In this sense, the report highlights the pharmaceutical sector (which reached the highest level in its history, with more than 40,000 formal jobs), the agricultural machinery sector (with the highest number of formal jobs since 2013) and certain segments of the food and beverage industry, such as beer, animal protein, animal feed or mill products, which currently have the highest number of workers for at least 25 years.
It also points out that from January to September, industrial production grew 6.0% compared to 2019, which makes it one of the fastest industrial recoveries in the world, behind that of China (+ 13.4%), but above from countries such as Brazil (0.0%), Chile (+ 2.0%), Spain (-3.2%), France (-5.8%), Italy (-1.1%), India (- 2.5%), Mexico (-2.9%), Germany (-6.7%), United States (-1.3%) or Japan (-6.0%).

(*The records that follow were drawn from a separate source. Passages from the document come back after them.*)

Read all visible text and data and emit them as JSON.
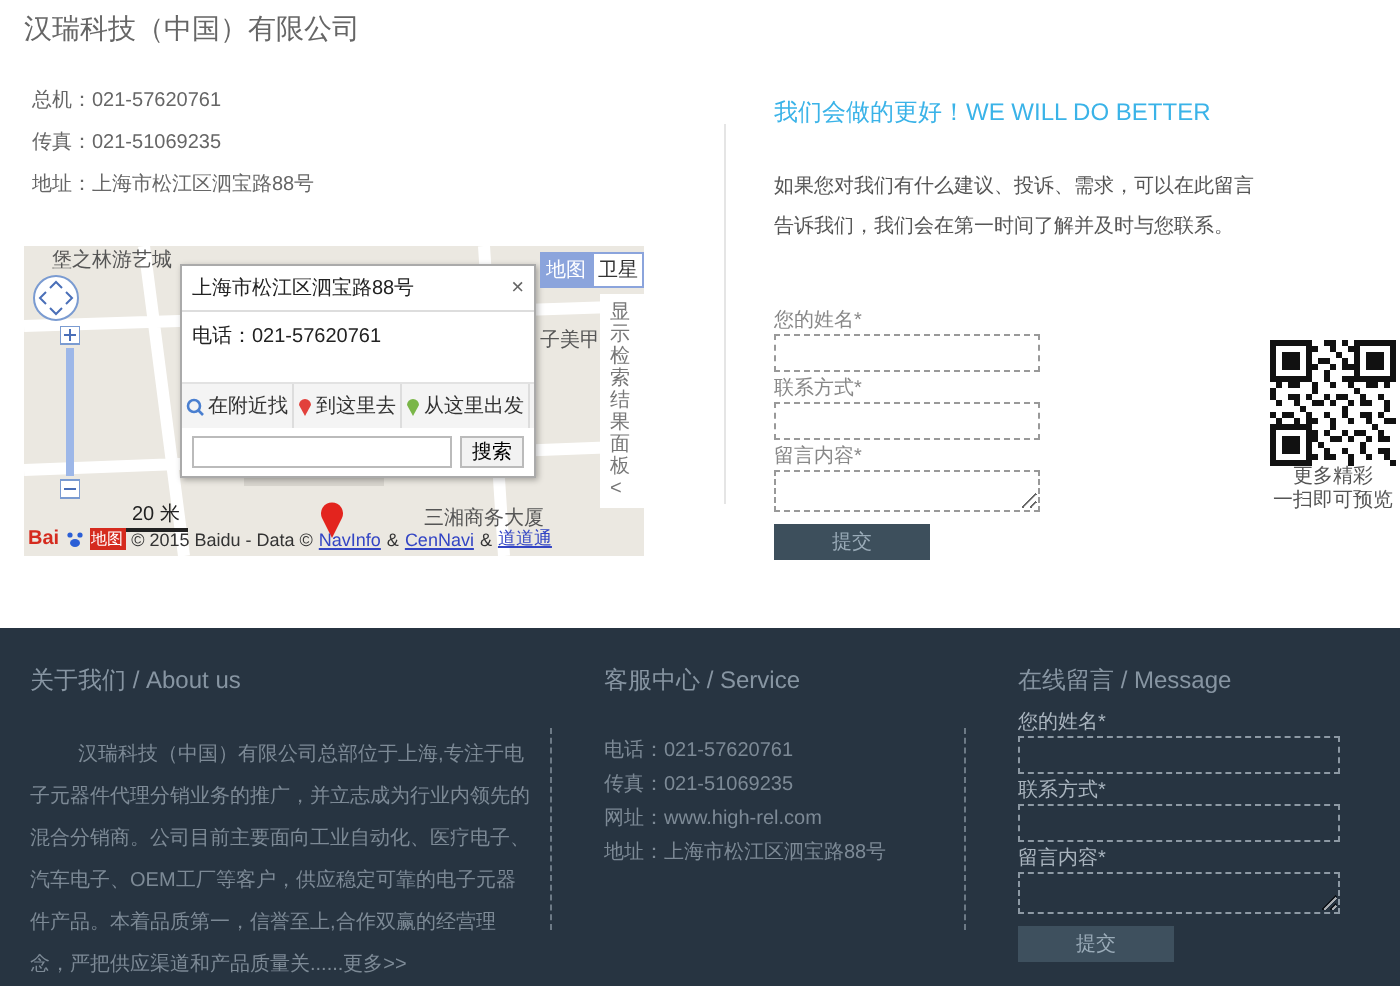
{
  "header": {
    "title": "汉瑞科技（中国）有限公司"
  },
  "contact": [
    "总机：021-57620761",
    "传真：021-51069235",
    "地址：上海市松江区泗宝路88号"
  ],
  "map": {
    "labels": [
      "堡之林游艺城",
      "子美甲",
      "三湘商务大厦"
    ],
    "popup": {
      "title": "上海市松江区泗宝路88号",
      "close": "×",
      "phone": "电话：021-57620761",
      "actions": [
        {
          "kind": "search",
          "label": "在附近找"
        },
        {
          "kind": "to",
          "label": "到这里去"
        },
        {
          "kind": "from",
          "label": "从这里出发"
        }
      ],
      "search_button": "搜索"
    },
    "map_types": [
      {
        "label": "地图",
        "selected": true
      },
      {
        "label": "卫星",
        "selected": false
      }
    ],
    "side_panel": "显示检索结果面板<",
    "scale": "20 米",
    "logo_text": "Bai",
    "logo_suffix": "地图",
    "copyright": [
      {
        "text": "© 2015 Baidu - Data ©",
        "link": false
      },
      {
        "text": "NavInfo",
        "link": true
      },
      {
        "text": "&",
        "link": false
      },
      {
        "text": "CenNavi",
        "link": true
      },
      {
        "text": "&",
        "link": false
      },
      {
        "text": "道道通",
        "link": true
      }
    ]
  },
  "feedback": {
    "heading": "我们会做的更好！WE WILL DO BETTER",
    "text": "如果您对我们有什么建议、投诉、需求，可以在此留言告诉我们，我们会在第一时间了解并及时与您联系。",
    "fields": [
      {
        "kind": "input",
        "label": "您的姓名*"
      },
      {
        "kind": "input",
        "label": "联系方式*"
      },
      {
        "kind": "textarea",
        "label": "留言内容*"
      }
    ],
    "submit": "提交",
    "qr_caption": [
      "更多精彩",
      "一扫即可预览"
    ]
  },
  "footer": {
    "about": {
      "title": "关于我们 / About us",
      "text": "汉瑞科技（中国）有限公司总部位于上海,专注于电子元器件代理分销业务的推广，并立志成为行业内领先的混合分销商。公司目前主要面向工业自动化、医疗电子、汽车电子、OEM工厂等客户，供应稳定可靠的电子元器件产品。本着品质第一，信誉至上,合作双赢的经营理念，严把供应渠道和产品质量关......",
      "more": "更多>>"
    },
    "service": {
      "title": "客服中心 / Service",
      "lines": [
        "电话：021-57620761",
        "传真：021-51069235",
        "网址：www.high-rel.com",
        "地址：上海市松江区泗宝路88号"
      ]
    },
    "message": {
      "title": "在线留言 / Message",
      "fields": [
        {
          "kind": "input",
          "label": "您的姓名*"
        },
        {
          "kind": "input",
          "label": "联系方式*"
        },
        {
          "kind": "textarea",
          "label": "留言内容*"
        }
      ],
      "submit": "提交"
    }
  }
}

One of the notable sectors of the recovery is that of agricultural machinery, which is having the best year so far in the 21st century, with the production of tractors on track to have the highest level since 1986. In turn, it is noted that in recent months sectors that had been greatly affected by the pandemic (such as hydrocarbons and its value chain, and footwear) recovered vigorously.
In the case of footwear, the highest production in five years was achieved in September, while the improvement in the oil industry strongly reactivated the production of seamless tubes and general-purpose machinery.
Regarding the advanced data for October and November, based on the energy consumption of the industry, in the tenth month of the year production grew 2.4% compared to October 2019 (month in which there were three working days more than in October 2021, which featured an “extra” long weekend due to the October 12 holiday) with 9 out of 14 industrial sectors expanding compared to 2019.
In turn, crude steel production grew 17.3% in October compared to two years ago, cement shipments increased 20.1% and the manufacture of motor vehicles improved 28.8%.
Preliminary data from the last 4 weeks show that industrial energy consumption was the highest in four years for this time of year, surpassing by 4.4% to 2020, by 3.1% to 2019, and 2.8 % as of 2018.